When excluding the feedstock and considering only the impacts directly associated with methanol production, e-methanol represents the lowest global warming potential, followed by biomethanol. Both biomethanol and e-methanol deliver lower global warming potentials than the natural gas production routes.  

Other impact factors considered in the study were aligned to the EU Product Environmental Footprint guidelines, as well as JM’s environmental footprint methods, including water deprivation. AWARE water use within JM’s methanol technology flowsheets is less than 5% of the overall impact, as the largest water deprivation impact is due to feedstock production. For biomethanol this sensitivity is due to the source of oxygen required for biomass gasification, and for e-methanol it is the renewable electricity required to produce the hydrogen feed. For natural gas to methanol technologies, water deprivation impacts are dependent on the efficiency of extraction, which varies with geography. 

Biomethanol and e-methanol technologies offered by JM were designed to enable the de-fossilisation of methanol production. Consequently, these renewable methanol technologies are advantageous when considering total GWP100 and fossil cumulative energy demand (CED) impact metrics. Other environmental impacts considered in this study highlight the need for further improvement in the feedstock supply chain for biomethanol and e-methanol. Key areas of focus should be renewable electricity and feedstock sourcing as well as electrolyser and gasification technology. Advances in these areas for biomethanol and e-methanol can make significant improvements in their wider environmental impact.  

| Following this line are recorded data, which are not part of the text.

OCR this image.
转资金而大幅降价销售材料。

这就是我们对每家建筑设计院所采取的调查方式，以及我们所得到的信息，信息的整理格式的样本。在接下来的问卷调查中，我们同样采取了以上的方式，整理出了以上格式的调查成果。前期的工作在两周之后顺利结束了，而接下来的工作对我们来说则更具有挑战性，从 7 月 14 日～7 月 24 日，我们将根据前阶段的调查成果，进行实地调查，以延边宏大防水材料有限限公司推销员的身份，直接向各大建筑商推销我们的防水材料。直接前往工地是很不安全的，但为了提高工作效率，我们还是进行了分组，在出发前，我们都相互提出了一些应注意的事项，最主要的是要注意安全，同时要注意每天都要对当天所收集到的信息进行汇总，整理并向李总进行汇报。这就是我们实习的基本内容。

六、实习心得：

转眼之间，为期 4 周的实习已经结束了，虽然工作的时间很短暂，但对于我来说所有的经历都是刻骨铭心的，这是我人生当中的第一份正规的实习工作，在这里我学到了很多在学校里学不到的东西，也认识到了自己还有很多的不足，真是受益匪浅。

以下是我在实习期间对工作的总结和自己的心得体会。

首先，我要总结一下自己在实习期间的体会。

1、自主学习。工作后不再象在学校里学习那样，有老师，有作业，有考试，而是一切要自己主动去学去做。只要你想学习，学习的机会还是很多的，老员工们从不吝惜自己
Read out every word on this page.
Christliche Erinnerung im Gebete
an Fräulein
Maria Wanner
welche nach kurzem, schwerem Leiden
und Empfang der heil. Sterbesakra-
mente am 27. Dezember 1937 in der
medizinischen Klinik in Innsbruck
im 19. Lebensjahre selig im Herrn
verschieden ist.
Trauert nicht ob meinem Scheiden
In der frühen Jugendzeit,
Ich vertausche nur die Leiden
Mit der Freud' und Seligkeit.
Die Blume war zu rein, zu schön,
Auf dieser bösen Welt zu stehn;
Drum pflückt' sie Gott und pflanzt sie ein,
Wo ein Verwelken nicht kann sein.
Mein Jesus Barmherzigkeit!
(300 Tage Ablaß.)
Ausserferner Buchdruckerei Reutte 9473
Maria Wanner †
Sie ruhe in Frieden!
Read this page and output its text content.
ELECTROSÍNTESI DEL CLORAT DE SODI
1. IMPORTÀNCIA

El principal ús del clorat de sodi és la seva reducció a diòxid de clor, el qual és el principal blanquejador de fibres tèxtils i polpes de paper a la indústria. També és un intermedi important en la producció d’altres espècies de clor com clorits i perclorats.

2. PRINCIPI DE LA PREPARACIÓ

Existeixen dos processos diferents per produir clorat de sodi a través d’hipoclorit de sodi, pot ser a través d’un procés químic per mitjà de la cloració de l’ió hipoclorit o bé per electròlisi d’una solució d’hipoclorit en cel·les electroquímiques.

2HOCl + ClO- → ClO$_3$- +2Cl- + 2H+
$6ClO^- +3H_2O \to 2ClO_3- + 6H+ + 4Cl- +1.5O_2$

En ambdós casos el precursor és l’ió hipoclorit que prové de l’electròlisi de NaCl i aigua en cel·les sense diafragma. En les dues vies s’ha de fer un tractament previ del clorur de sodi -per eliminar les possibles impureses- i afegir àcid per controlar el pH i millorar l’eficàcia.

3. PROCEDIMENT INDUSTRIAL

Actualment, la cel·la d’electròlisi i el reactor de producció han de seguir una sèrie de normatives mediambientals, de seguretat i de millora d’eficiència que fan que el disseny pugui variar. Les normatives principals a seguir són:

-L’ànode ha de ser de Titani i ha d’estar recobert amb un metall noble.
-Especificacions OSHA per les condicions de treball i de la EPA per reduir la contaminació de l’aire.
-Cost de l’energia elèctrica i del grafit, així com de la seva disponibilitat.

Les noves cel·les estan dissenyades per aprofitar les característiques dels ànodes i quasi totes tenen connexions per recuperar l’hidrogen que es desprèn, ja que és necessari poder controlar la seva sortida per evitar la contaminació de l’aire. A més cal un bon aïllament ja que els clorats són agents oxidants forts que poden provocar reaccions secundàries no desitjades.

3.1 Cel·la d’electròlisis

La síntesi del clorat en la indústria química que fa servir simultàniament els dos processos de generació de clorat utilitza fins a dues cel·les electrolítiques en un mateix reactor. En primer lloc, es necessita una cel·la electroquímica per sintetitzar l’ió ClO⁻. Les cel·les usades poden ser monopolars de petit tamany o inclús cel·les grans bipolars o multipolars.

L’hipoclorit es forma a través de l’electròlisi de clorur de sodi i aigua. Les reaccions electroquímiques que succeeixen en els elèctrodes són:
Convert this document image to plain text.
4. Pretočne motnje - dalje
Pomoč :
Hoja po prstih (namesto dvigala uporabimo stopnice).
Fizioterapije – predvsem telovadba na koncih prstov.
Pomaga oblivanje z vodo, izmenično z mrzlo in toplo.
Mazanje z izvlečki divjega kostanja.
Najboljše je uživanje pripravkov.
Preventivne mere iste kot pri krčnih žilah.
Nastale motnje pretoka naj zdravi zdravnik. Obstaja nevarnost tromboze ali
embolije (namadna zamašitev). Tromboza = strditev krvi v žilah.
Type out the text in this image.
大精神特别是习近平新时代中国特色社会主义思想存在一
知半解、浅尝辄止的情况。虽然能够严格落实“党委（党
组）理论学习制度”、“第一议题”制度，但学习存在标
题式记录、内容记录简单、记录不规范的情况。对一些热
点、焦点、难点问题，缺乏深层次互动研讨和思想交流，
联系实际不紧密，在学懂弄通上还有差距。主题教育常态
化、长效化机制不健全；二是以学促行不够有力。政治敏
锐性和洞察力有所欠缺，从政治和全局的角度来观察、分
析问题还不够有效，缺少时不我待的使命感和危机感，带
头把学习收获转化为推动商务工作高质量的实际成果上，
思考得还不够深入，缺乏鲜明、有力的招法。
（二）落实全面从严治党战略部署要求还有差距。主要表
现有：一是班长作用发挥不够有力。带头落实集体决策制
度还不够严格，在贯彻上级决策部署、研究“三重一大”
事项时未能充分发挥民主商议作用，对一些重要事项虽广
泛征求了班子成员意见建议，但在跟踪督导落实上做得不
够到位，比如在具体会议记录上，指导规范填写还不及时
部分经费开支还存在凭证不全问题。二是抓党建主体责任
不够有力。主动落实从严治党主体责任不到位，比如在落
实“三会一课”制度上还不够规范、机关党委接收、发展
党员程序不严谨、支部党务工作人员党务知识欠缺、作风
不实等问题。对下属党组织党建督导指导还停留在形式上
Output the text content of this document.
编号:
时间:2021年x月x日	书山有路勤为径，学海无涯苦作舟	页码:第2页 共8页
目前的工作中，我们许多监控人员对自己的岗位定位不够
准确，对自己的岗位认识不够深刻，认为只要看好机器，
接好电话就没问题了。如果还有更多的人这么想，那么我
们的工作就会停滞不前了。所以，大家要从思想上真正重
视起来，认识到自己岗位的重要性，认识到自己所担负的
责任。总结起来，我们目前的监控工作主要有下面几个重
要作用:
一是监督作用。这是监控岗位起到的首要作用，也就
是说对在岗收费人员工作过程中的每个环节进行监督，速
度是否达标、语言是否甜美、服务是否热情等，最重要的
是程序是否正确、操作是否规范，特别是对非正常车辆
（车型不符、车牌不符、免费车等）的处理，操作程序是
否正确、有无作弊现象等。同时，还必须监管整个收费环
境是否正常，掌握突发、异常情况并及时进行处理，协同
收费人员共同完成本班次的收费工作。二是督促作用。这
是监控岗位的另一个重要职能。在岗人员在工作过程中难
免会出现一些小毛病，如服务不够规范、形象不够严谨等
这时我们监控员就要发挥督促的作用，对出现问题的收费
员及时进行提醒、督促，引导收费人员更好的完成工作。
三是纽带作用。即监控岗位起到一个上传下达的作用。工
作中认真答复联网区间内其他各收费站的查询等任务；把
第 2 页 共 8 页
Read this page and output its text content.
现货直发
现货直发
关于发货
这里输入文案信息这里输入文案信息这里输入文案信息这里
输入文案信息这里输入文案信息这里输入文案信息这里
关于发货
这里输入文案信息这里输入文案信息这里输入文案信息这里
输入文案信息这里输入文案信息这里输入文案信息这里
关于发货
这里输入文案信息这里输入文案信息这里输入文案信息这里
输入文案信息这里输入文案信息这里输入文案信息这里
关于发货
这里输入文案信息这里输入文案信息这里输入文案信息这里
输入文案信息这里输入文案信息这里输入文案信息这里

The following conclusions can be drawn from the impact assessment methods used in this study, including the global warming potential and AWARE discussed above on a cradle-to-gate basis: 

• The use of eMERALD (e-methanol) and biomethanol technologies present credible routes to decarbonising methanol production. 

• JM’s SWITCH methanol provides a 15% reduction in global warming potential compared to the SMR benchmark. This reduction can be increased to 28% if renewable electricity is available. 

• When assessing the technologies across the range of impact factors in the study, e-methanol and biomethanol have the lowest impacts for global warming potential and fossil cumulative energy demand. Significant improvements for the wider environmental impacts of e-methanol and biomethanol, however, can be made with careful consideration of:   

• renewable electricity and feedstock sourcing, and advances in electrolyser and gasification technology.